LA MALDICIÓN
Joan Lluís Santamaria i Solbes | Joan Alemany

Las luces de los rotativos bañaban el callejón con un velo de irrealidad. Respiré hondo aún en el quicio de la puerta y el frío aire de la noche silbó sobre la escarcha de mi alma. Subí las solapas de mi abrigo y me escabullí por debajo de la cinta policial, esquivando la multitud de curiosos que se agolpaban frente al portal. Necesitaba alejarme cuanto antes de aquel escenario infernal.

Entré al piso sin encender las luces. Los neones de la calle inundaban el salón a través de la ventana y me guiaron hasta el mueble bar. Di las gracias por aquella botella olvidada, llené el vaso hasta los bordes y me lo bebí de un trago. Fue inútil. No conseguí romper el sucio hielo que me atenazaba el pecho y tuve que secar una triste y solitaria lágrima que buscaba, como yo, alguna salida a la pena.

Las estrellas se apagaron y un diablo se encendió en el luminoso del antro sobre el que vivo.

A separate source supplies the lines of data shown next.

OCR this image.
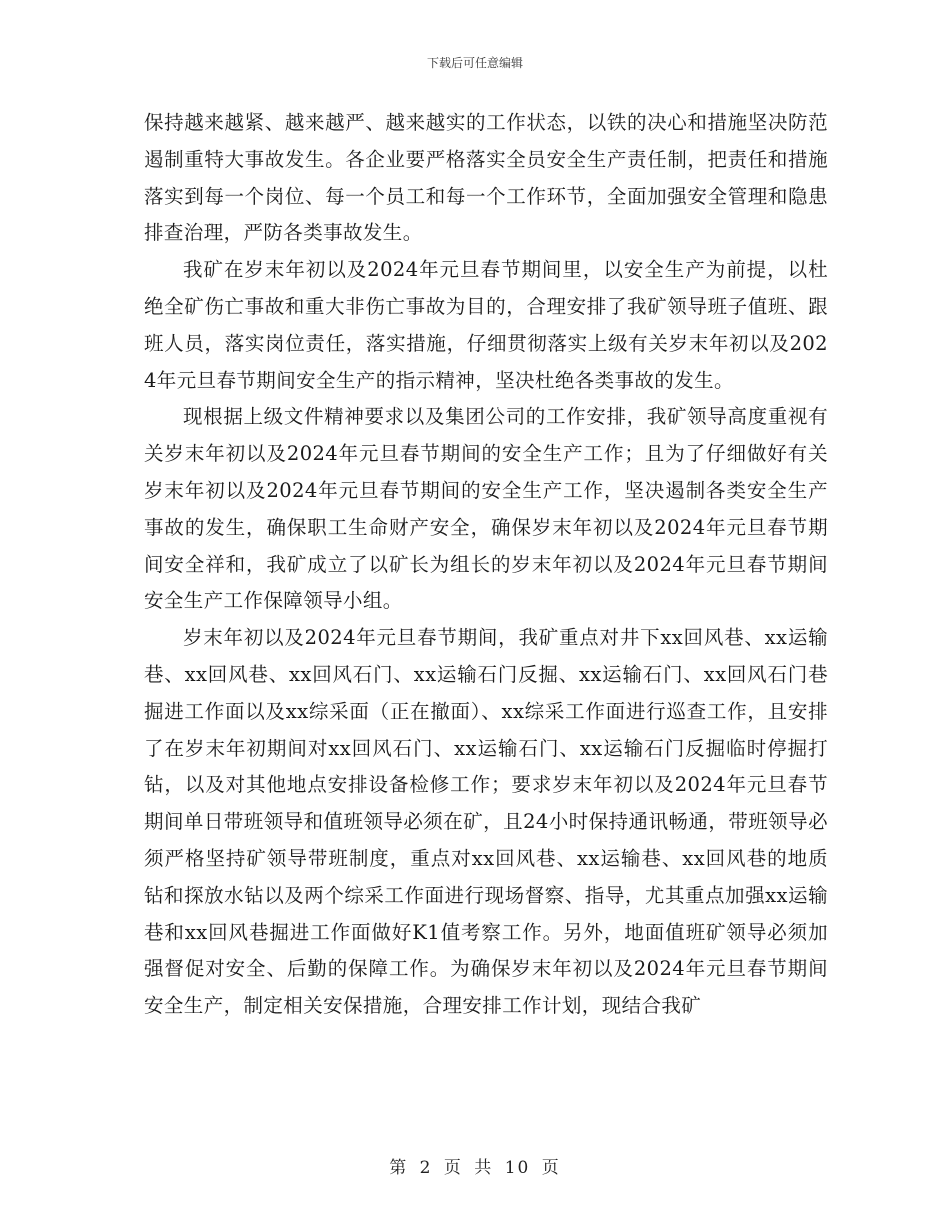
下载后可任意编辑

保持越来越紧、越来越严、越来越实的工作状态，以铁的决心和措施坚决防范遏制重特大事故发生。各企业要严格落实全员安全生产责任制，把责任和措施落实到每一个岗位、每一个员工和每一个工作环节，全面加强安全管理和隐患排查治理，严防各类事故发生。

我矿在岁末年初以及2024年元旦春节期间里，以安全生产为前提，以杜绝全矿伤亡事故和重大非伤亡事故为目的，合理安排了我矿领导班子值班、跟班人员，落实岗位责任，落实措施，仔细贯彻落实上级有关岁末年初以及2024年元旦春节期间安全生产的指示精神，坚决杜绝各类事故的发生。

现根据上级文件精神要求以及集团公司的工作安排，我矿领导高度重视有关岁末年初以及2024年元旦春节期间的安全生产工作；且为了仔细做好有关岁末年初以及2024年元旦春节期间的安全生产工作，坚决遏制各类安全生产事故的发生，确保职工生命财产安全，确保岁末年初以及2024年元旦春节期间安全祥和，我矿成立了以矿长为组长的岁末年初以及2024年元旦春节期间安全生产工作保障领导小组。

岁末年初以及2024年元旦春节期间，我矿重点对井下xx回风巷、xx运输巷、xx回风巷、xx回风石门、xx运输石门反掘、xx运输石门、xx回风石门巷掘进工作面以及xx综采面（正在撤面）、xx综采工作面进行巡查工作，且安排了在岁末年初期间对xx回风石门、xx运输石门、xx运输石门反掘临时停掘打钻，以及对其他地点安排设备检修工作；要求岁末年初以及2024年元旦春节期间单日带班领导和值班领导必须在矿，且24小时保持通讯畅通，带班领导必须严格坚持矿领导带班制度，重点对xx回风巷、xx运输巷、xx回风巷的地质钻和探放水钻以及两个综采工作面进行现场督察、指导，尤其重点加强xx运输巷和xx回风巷掘进工作面做好K1值考察工作。另外，地面值班矿领导必须加强督促对安全、后勤的保障工作。为确保岁末年初以及2024年元旦春节期间安全生产，制定相关安保措施，合理安排工作计划，现结合我矿

第 2 页 共 10 页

Cuando volví a llenar el vaso, el fondo amarillo del licor se tornó rojo por unos segundos y las imágenes de la noche aparecieron vívidas ante mis ojos. Un asco profundo me asaltó por sorpresa, provocando unas intensas arcadas que acabaron con mi estómago colándose por el retrete.

Tuve que recordarme por qué amaba mi trabajo y pensé en la cara de ese maldito maltratador cuando lo entregué a los polis. Ni su mujer ni su hija podrían ya sentirse a salvo pero me aseguraría de que él tampoco volviera a ver la luz del sol. Como con una píldora, me ayudé del último vaso de licor para tragarme la maldición del detective: para hacer bien mi trabajo, alguien tenía que morir primero y nunca era el malo de la peli.

Me tumbé en el sofá a esperar un nuevo día. Tenía facturas por pagar y siempre habría otro maldito asesino de mujeres por cazar.